García is among more than 2,000 students that either live in Juárez and cross into El Paso for school each day, or who have fled the violence with their families and now live in the Texas city.

In the months following that carjacking, García’s grades plummeted. He found himself argumentative and getting into fights. Sometimes he just opted for avoiding people altogether because they “annoyed” him.

García and his classmates know the toll of the violence in Juárez all too well.
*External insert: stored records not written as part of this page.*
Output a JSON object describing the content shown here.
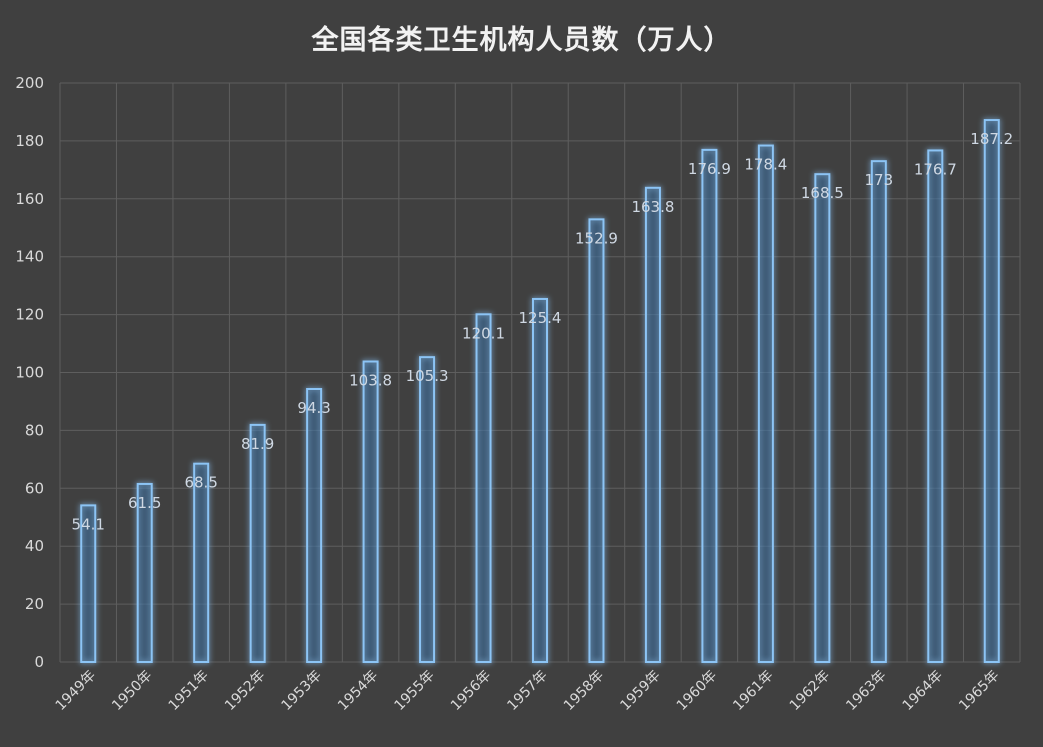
{
  "chart_data": {
    "type": "bar",
    "title": "全国各类卫生机构人员数（万人）",
    "categories": [
      "1949年",
      "1950年",
      "1951年",
      "1952年",
      "1953年",
      "1954年",
      "1955年",
      "1956年",
      "1957年",
      "1958年",
      "1959年",
      "1960年",
      "1961年",
      "1962年",
      "1963年",
      "1964年",
      "1965年"
    ],
    "values": [
      54.1,
      61.5,
      68.5,
      81.9,
      94.3,
      103.8,
      105.3,
      120.1,
      125.4,
      152.9,
      163.8,
      176.9,
      178.4,
      168.5,
      173,
      176.7,
      187.2
    ],
    "value_labels": [
      "54.1",
      "61.5",
      "68.5",
      "81.9",
      "94.3",
      "103.8",
      "105.3",
      "120.1",
      "125.4",
      "152.9",
      "163.8",
      "176.9",
      "178.4",
      "168.5",
      "173",
      "176.7",
      "187.2"
    ],
    "xlabel": "",
    "ylabel": "",
    "ylim": [
      0,
      200
    ],
    "yticks": [
      "0",
      "20",
      "40",
      "60",
      "80",
      "100",
      "120",
      "140",
      "160",
      "180",
      "200"
    ],
    "grid": true,
    "legend": "none",
    "colors": {
      "background": "#404040",
      "bar_outline": "#8cc4f5",
      "grid": "#5e5e5e",
      "text": "#d9d9d9"
    }
  }
}
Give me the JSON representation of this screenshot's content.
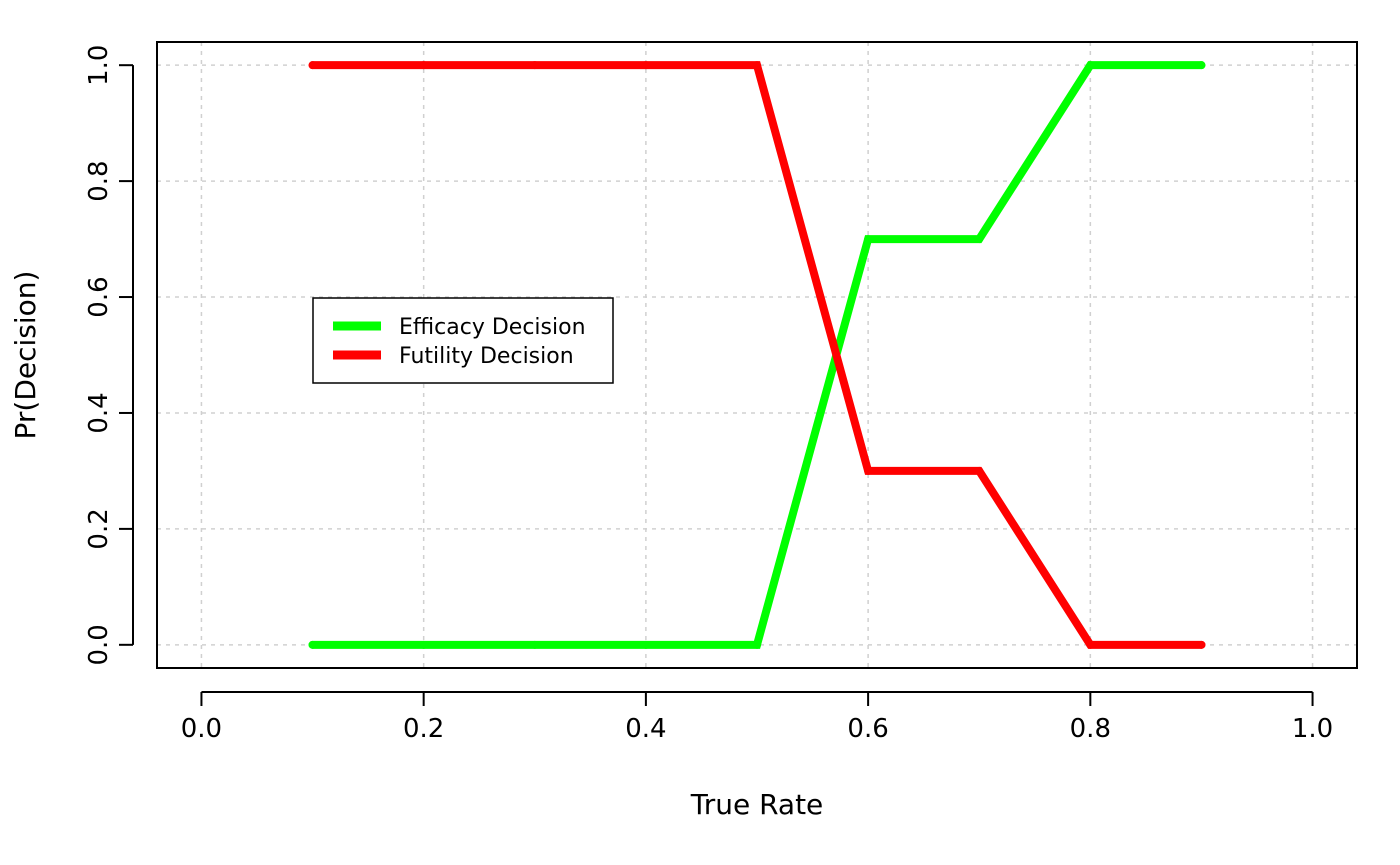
{
  "chart_data": {
    "type": "line",
    "title": "",
    "xlabel": "True Rate",
    "ylabel": "Pr(Decision)",
    "xlim": [
      -0.04,
      1.04
    ],
    "ylim": [
      -0.04,
      1.04
    ],
    "x_ticks": [
      "0.0",
      "0.2",
      "0.4",
      "0.6",
      "0.8",
      "1.0"
    ],
    "y_ticks": [
      "0.0",
      "0.2",
      "0.4",
      "0.6",
      "0.8",
      "1.0"
    ],
    "grid": true,
    "legend_position": "center-left",
    "x": [
      0.1,
      0.2,
      0.3,
      0.4,
      0.5,
      0.6,
      0.7,
      0.8,
      0.9
    ],
    "series": [
      {
        "name": "Efficacy Decision",
        "color": "#00ff00",
        "values": [
          0,
          0,
          0,
          0,
          0,
          0.7,
          0.7,
          1,
          1
        ]
      },
      {
        "name": "Futility Decision",
        "color": "#ff0000",
        "values": [
          1,
          1,
          1,
          1,
          1,
          0.3,
          0.3,
          0,
          0
        ]
      }
    ]
  }
}
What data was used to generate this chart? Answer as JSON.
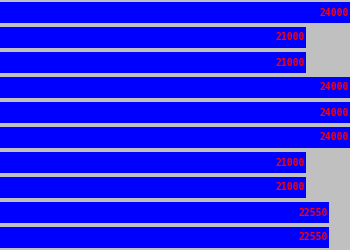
{
  "values": [
    24000,
    21000,
    21000,
    24000,
    24000,
    24000,
    21000,
    21000,
    22550,
    22550
  ],
  "max_value": 24000,
  "bar_color": "#0000FF",
  "label_color": "#FF0000",
  "bg_color": "#C0C0C0",
  "label_fontsize": 7,
  "label_fontfamily": "monospace",
  "figwidth": 3.5,
  "figheight": 2.5,
  "dpi": 100
}
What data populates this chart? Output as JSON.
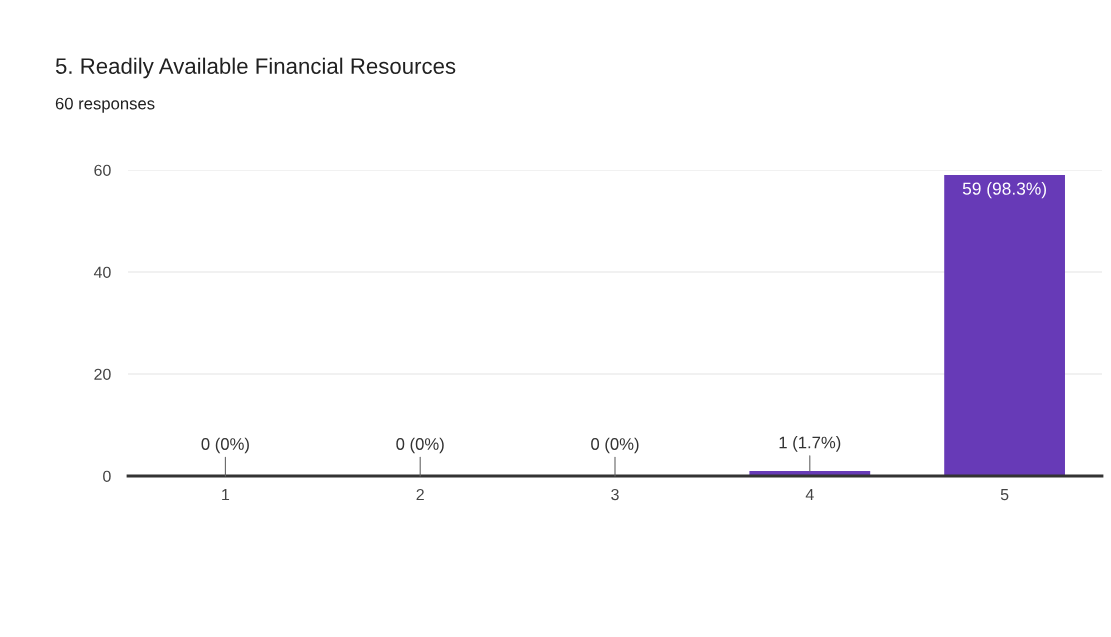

In February of 2011, two Cathedral students were shot dead at a Juárez auto dealership.

This is where Richard Barajas stepped in.

The retired Chief Justice of the Texas Court of Appeals launched a course in Victimology at his alma mater to help the students understand and cope with the emotional toll the violence has on Cathedral students.

“Two thirds of my class of 35 young men cross the border daily and many have seen the violence firsthand or know someone who was a victim,” Barajas said. “We also see a number of Anglo students affected emotionally when they hear the stories from classmates and they have never stepped foot in Juárez.”

Both Barajas and Sobin agree that PTSD is present among immigrant children who have experienced violence in some form or another, but the problem is how can educators identify the symptoms and get the student the care they need.

There is an absence of research in the area of PTSD among immigrant children who attend American schools -- and what compounds the difficulty in researching the issue is federal law prohibiting school officials from delving into where a student is from and what they experienced, unless it is voluntarily disclosed by the parents.

Barajas said this culture of silence contributes to a pressure cooker feeling for students who can’t or don’t talk about what they are experiencing – and it all manifests itself into behaviors that stymie educators.

“You can never get to the root of the problem unless there is some kind of intervention,” Barajas said.

With the proliferation of recent immigrants throughout the U.S. -- not only along the U.S.-Mexico border -- there is concern the symptoms of PTSD may be more widespread than presumed.

"Given the high sensitivity and understanding in the border region of the violence in Mexico, it could be the case that children who have migrated to other parts of the country are actually far more at risk of undiagnosed violence-related disorders because of the relative lack of understanding regarding what they might have experienced," Sobin said.

Sobin believes that teachers cannot be expected to make a clinical diagnosis of PTSD, but working closely with trained counselors, psychologists, or mental health clinics, they can serve as gatekeepers by being aware of the symptoms.

This would allow teachers the opportunity to see that when a child misbehaves, withdraws or behaves in unexpected ways in the classroom, it is not simply misbehavior.

"Any child who does not receive help for severe emotional or behavioral distress is at high risk of school failure, or at the very least, underachievement," Sobin said. "The goal has to be support rather than punishment."